2. A not-for-profit corporation organized to act in such capacity, a
social services official, or public agency authorized to act in such
capacity which has a concern for the incapacitated person, and any
community guardian program operating pursuant to the provisions of title
three of article nine-B of the social services law which is found by the
court to be suitable to perform the duties necessary to assist the
incapacitated person may be appointed as guardian, provided that a
community guardian program shall be appointed as guardian only where a
special proceeding for the appointment of a guardian under this article
has been commenced by a social services official with whom such program
was contracted.
3. A corporation, except that no corporation (other than as provided
in paragraph two of this subdivision) may be authorized to exercise the
powers necessary to assist the incapacitated person with personal needs.

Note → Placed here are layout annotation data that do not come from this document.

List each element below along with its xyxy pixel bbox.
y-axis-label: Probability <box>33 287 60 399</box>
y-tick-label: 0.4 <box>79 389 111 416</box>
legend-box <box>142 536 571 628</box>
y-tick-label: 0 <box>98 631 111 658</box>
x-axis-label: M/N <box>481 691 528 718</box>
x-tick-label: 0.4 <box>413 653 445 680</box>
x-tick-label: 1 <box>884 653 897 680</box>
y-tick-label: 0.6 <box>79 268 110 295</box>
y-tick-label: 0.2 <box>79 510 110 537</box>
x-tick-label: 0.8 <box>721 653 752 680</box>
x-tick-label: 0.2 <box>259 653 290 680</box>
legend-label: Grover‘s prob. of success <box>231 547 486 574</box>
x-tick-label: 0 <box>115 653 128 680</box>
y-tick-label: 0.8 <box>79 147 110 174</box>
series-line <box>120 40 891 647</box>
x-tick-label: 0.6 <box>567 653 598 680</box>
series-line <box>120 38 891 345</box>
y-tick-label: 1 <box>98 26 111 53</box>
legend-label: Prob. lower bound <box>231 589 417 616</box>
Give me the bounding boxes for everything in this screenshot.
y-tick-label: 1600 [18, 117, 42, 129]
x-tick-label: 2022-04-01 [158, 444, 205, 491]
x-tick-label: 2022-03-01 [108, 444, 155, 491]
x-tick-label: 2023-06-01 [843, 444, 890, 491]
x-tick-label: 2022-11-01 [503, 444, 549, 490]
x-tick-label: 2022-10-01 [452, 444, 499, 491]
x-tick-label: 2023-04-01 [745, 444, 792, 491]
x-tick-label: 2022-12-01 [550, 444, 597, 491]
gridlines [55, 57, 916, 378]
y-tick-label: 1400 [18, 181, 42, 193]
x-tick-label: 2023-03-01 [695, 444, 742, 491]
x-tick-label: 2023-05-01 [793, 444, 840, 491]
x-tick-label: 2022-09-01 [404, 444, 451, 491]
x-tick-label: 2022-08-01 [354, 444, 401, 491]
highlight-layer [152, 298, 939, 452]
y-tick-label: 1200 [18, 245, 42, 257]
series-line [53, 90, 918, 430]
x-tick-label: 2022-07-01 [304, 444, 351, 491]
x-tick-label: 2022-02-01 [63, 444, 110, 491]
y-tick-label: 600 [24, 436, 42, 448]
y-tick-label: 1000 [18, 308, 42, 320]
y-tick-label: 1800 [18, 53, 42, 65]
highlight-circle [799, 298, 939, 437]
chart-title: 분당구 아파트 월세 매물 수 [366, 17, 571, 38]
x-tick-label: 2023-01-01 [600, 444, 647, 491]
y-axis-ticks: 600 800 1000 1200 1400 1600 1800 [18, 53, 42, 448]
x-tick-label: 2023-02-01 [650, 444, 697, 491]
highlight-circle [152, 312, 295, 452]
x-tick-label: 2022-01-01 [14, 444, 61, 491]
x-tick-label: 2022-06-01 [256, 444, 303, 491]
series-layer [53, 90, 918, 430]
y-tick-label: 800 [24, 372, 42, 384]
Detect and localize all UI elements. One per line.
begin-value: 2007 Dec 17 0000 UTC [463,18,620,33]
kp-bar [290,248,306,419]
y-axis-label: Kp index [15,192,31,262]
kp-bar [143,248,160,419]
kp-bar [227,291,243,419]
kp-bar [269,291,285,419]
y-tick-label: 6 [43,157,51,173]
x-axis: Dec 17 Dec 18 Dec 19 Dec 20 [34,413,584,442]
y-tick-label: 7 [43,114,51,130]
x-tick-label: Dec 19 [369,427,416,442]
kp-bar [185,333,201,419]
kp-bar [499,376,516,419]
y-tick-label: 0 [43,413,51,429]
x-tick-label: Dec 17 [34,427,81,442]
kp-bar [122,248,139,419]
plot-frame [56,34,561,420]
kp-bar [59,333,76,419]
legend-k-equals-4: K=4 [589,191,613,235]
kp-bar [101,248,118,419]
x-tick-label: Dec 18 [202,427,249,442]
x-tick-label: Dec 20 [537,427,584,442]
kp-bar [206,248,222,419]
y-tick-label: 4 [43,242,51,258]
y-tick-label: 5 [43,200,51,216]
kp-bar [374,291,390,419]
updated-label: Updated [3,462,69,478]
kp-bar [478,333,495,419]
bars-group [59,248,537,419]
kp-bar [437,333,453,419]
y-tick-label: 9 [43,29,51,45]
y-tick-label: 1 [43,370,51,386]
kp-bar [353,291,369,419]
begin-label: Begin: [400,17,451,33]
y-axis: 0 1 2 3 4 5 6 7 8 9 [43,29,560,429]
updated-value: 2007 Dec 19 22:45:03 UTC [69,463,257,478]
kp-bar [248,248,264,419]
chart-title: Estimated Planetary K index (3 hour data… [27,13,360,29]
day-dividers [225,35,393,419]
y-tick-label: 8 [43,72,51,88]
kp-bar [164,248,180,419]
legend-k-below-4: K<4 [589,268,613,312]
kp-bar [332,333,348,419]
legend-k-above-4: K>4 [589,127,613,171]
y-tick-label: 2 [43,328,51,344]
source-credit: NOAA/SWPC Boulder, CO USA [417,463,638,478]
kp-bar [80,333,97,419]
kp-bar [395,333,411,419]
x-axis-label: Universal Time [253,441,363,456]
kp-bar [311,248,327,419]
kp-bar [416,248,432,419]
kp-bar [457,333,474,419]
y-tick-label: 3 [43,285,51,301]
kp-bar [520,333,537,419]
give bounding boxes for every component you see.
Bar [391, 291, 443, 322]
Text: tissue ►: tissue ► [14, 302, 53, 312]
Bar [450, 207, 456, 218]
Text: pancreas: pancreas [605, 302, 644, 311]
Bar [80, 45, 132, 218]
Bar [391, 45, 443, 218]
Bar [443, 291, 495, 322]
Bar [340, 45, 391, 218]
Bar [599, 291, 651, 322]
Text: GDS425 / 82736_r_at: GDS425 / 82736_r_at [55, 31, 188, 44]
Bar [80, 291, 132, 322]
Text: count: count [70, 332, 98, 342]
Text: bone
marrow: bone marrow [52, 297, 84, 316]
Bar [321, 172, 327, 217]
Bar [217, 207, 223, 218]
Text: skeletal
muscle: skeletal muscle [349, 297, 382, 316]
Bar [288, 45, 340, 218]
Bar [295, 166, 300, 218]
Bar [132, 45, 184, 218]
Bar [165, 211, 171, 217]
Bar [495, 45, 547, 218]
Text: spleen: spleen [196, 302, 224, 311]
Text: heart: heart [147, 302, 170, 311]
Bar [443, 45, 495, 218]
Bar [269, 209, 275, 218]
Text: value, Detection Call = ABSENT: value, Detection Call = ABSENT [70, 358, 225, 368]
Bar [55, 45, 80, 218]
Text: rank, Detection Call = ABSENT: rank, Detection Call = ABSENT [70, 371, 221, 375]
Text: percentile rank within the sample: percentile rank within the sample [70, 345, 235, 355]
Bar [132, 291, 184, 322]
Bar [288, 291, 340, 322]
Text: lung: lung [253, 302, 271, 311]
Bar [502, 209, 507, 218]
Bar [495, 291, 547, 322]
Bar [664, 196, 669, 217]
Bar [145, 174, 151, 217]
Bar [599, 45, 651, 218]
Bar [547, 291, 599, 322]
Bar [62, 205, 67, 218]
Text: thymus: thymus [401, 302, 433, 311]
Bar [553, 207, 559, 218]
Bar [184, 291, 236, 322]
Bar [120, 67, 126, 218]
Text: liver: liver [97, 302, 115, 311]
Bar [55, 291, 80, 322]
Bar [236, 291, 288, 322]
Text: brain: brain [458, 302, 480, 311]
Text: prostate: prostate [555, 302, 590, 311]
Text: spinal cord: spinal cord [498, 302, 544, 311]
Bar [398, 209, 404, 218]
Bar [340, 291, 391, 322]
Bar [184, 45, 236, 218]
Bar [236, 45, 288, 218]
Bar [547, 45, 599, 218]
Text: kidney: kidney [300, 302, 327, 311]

(b) The court shall appoint a person nominated as the guardian in
accordance with the provisions of section 81.17 of this article unless
the court determines the nominee is unfit or the alleged incapacitated
person indicates that he or she no longer wishes the nominee to be
appointed.
(c) In the absence of a nomination in accordance with section 81.17 of
this article, the court shall appoint a person nominated by the person
alleged to be incapacitated orally or by conduct during the hearing or
trial unless the court determines for good cause that such appointment
is not appropriate.
(d) In making any appointment under this article the court shall
consider:
1. any appointment or delegation made by the person alleged to be
incapacitated in accordance with the provisions of section 5-1501,
5-1601 or 5-1602 of the general obligations law and sections two
thousand nine hundred sixty-five and two thousand nine hundred
eighty-one of the public health law;
2. the social relationship between the incapacitated person and the
person, if any, proposed as guardian, and the social relationship
between the incapacitated person and other persons concerned with the
welfare of the incapacitated person;
3. the care and services being provided to the incapacitated person at
the time of the proceeding;
4. the powers which the guardian will exercise;
5. the educational, professional and business experience relevant to
the nature of the services sought to be provided;
6. the nature of the financial resources involved;
7. the unique requirements of the incapacitated person; and
8. any conflicts of interest between the person proposed as guardian
and the incapacitated person.
(e) Unless the court finds that no other person or corporation is
available or willing to act as guardian, or to provide needed services
for the incapacitated person, the following persons or corporations may
not serve as guardian:
1. one whose only interest in the person alleged to be incapacitated
is that of a creditor;
2. one, other than a relative, who is a provider, or the employee of a
provider, of health care, day care, educational, or residential services
to the incapacitated person, whether direct or indirect.
(f) Mental hygiene legal service may not serve as a guardian.